Le Code de déontologie de la profession de sage-femme est prévu par les articles R.4127-301 à R.4127-367 du Code de la santé publique, à retrouver sur : https://www.legifrance.gouv.fr/loda/id/LEGISCTA000006125099 .

Précisons que l’ensemble des sages-femmes sont concernées par son application, quel que soit leur mode d’exercice.

Modalités Dans cette situation, la personne concernée doit adresser la plainte disciplinaire au conseil départemental dans lequel la sage-femme visée est inscrite. Il doit être démontré qu’un ou plusieurs manquements au Code de déontologie ont été commis par la sage-femme. À l’issue, l’instance compétente pour statuer sur le dossier, et le cas échéant prononcer une sanction, est la chambre disciplinaire compétente [cf. dans ce paragraphe, question « comment se déroule la procédure disciplinaire, en principe ? »].
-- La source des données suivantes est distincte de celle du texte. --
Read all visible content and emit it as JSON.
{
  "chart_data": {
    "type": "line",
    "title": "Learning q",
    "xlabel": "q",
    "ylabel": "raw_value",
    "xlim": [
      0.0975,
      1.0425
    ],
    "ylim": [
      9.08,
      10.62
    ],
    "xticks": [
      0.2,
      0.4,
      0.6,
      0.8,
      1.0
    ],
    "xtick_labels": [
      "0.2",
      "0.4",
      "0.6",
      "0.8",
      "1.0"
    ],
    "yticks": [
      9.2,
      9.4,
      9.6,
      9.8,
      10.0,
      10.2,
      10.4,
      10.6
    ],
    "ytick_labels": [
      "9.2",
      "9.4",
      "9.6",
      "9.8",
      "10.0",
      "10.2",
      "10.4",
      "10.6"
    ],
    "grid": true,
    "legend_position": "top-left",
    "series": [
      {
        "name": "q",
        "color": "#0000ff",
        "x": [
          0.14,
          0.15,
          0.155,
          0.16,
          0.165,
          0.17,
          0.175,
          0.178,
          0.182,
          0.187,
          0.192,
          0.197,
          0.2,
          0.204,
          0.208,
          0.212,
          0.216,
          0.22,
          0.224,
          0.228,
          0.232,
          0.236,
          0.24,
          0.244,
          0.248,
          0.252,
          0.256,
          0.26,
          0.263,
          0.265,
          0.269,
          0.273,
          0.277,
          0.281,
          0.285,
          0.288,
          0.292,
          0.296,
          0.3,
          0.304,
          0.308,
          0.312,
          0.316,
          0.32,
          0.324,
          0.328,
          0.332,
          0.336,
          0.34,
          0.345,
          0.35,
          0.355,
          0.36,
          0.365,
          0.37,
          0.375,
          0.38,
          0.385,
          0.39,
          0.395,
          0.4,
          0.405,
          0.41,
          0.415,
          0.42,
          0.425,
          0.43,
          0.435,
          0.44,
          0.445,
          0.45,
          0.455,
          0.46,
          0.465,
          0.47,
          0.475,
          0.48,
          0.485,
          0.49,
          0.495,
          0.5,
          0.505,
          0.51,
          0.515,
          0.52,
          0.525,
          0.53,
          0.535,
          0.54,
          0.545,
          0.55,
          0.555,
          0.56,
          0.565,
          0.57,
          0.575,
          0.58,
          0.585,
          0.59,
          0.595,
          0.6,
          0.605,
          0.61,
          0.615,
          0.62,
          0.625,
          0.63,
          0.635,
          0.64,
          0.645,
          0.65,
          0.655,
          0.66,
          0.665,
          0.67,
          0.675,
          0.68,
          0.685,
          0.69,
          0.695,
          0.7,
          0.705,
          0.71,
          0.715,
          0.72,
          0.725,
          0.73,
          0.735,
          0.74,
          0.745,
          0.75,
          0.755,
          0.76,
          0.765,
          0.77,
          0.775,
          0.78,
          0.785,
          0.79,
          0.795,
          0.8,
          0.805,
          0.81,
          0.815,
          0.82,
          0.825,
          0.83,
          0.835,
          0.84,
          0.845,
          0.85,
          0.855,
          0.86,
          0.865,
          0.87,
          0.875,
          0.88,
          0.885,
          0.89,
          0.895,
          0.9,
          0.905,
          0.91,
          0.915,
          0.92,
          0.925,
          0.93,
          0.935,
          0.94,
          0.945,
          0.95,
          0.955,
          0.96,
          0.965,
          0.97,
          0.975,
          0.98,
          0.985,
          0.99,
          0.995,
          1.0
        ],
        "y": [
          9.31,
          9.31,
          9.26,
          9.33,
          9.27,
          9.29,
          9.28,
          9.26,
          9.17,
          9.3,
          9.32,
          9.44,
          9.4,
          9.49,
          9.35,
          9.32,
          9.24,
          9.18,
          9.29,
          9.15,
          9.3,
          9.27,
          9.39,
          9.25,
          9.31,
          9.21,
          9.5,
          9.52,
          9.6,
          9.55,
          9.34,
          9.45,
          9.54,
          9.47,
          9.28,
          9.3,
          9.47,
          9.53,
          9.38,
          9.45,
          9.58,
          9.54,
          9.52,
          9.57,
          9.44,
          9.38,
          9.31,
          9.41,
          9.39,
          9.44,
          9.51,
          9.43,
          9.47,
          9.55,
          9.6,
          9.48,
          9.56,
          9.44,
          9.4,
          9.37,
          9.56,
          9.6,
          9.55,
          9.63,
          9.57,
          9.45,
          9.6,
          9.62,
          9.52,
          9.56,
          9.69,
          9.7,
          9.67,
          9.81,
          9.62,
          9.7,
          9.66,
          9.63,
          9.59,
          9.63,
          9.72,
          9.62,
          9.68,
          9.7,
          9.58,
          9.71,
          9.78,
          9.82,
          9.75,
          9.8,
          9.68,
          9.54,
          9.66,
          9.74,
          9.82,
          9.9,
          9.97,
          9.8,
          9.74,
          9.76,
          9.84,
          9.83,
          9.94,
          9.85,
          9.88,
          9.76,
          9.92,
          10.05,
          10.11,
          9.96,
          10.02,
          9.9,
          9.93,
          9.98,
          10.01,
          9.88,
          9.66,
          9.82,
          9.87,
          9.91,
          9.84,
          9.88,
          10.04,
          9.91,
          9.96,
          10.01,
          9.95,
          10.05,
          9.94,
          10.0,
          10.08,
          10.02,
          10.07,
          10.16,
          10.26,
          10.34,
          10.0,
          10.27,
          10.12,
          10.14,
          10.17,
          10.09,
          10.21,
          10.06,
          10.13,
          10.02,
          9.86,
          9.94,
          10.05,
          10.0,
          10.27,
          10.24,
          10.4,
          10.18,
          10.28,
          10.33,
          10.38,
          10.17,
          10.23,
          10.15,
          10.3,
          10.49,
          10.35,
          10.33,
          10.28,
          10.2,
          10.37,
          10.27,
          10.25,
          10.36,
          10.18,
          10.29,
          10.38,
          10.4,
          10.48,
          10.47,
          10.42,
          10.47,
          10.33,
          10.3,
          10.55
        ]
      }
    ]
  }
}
Cette action peut être réalisée à tout moment, elle n’est pas enfermée dans un délai à compter du fait reproché. On dit que l’action disciplinaire est « imprescriptible ».

Objet – Les sanctions pouvant être prononcées dans le cadre d’une procédure disciplinaire sont exclusivement liées à l’exercice professionnel ; il peut s’agir – graduellement – soit, d’un avertissement, d’un blâme, d’une interdiction temporaire d’exercice ou encore d’une radiation de l’Ordre. En revanche, cette voix d’action ne permet pas d’octroyer une indemnisation à la personne à l’origine de la plainte.

En plus de ces sanctions, le juge disciplinaire peut prononcer au titre d’une sanction complémentaire, une injonction de formation à l’encontre de la sage-femme, si les faits reprochés et établis le justifient.

Le Code de déontologie s’applique-t-il à l’étudiant sage-femme ? peut-il faire l’objet de poursuites disciplinaires ?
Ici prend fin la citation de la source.